No, trudno nie pamietac brata L . Ja sam nie mialem z nim jakis wiekszych problemow , ale nasluchalem sie od innych niesamowitych historii . Niektore siostry mialy z nim przejscia , bo potrafil dosyc nachalnie okazywac swoja sympatie .  Moja zona opowiadala , jak na osrodku pionierskim zaczelo ginac jedzenie z namiotu z zapasami .Brat L. zostal przylapany , jak w nocy podbieral puszki z mielonka. Tlumaczyl  sie , ze byl glodny ;D .  On chyba mial cos nie calkiem "rowno pod sufitem" i z tego powodu mial taryfe ulgowa . Z drugiej strony , facet mial fenomenalna pamiec i potrafil cytowac cale rozdzialy z Biblii . Ale trzeba bylo uwazac  na niego w czasie gloszenia , bo jak sie rozpedzil to nie mogl sie zatrzymac :o . Jestem ciekawy czy jest jeszcze w zborze .Harnas , wiesz moze cos wiecej ?

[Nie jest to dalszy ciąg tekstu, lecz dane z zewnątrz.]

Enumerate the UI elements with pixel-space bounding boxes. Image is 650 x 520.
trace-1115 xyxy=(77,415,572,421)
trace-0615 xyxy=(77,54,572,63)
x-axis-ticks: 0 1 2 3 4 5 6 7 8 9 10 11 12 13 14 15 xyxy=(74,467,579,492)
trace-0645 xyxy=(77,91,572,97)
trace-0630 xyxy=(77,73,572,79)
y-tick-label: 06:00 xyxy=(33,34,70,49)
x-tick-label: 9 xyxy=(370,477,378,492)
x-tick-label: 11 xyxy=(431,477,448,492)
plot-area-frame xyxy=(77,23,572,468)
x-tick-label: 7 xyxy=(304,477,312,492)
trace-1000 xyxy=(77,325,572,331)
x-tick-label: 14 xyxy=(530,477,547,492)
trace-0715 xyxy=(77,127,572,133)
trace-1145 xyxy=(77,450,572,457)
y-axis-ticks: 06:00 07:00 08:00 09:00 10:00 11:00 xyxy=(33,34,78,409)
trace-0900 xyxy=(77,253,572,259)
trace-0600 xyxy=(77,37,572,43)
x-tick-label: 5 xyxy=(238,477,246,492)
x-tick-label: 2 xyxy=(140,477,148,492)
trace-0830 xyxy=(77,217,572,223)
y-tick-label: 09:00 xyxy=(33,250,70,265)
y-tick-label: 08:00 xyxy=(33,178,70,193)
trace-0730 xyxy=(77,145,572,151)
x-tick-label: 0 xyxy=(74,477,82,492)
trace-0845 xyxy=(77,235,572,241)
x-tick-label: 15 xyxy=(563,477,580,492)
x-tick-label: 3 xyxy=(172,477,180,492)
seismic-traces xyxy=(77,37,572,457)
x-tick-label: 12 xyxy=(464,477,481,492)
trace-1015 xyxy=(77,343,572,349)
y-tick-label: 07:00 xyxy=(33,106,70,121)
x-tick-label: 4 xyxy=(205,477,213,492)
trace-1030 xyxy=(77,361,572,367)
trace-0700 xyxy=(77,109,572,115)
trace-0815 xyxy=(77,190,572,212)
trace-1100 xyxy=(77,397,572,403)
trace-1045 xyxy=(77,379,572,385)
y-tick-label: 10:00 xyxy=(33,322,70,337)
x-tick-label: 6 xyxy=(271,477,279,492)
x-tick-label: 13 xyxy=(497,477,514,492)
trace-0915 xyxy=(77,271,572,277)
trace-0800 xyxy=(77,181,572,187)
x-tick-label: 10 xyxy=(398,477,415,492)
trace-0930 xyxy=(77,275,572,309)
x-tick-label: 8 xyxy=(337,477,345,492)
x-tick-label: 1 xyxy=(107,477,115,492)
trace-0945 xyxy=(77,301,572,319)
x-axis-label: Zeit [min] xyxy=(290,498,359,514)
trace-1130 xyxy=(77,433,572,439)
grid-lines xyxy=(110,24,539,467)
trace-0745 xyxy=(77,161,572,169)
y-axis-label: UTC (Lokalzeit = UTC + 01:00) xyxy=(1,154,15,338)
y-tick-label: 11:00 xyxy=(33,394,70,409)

Tytuł: Odp: Chamskie odzywki / zachowanie Świadków wobec ludzi podczas głoszenia.
Wiadomość wysłana przez: Blizna w 11 Marzec, 2017, 19:41
Zespół Aspergera?
Tytuł: Odp: Chamskie odzywki / zachowanie Świadków wobec ludzi podczas głoszenia.
Wiadomość wysłana przez: listonosz w 11 Marzec, 2017, 19:53
Tak, calkiem mozliwe , ze mial jakas forme autyzmu. Szkoda tylko , ze wsrod starszych nie podejmowano tego tematu . Zostawiano go samego sobie i dopiero jak rzeczywiscie narozrabial to raptem podejmowano jakies dzialania . Wedlug mnie to on nie za bardzo nadawal sie do "normalnego" gloszenia. Prawie zawsze byly jakies problemy...
Tytuł: Odp: Chamskie odzywki / zachowanie Świadków wobec ludzi podczas głoszenia.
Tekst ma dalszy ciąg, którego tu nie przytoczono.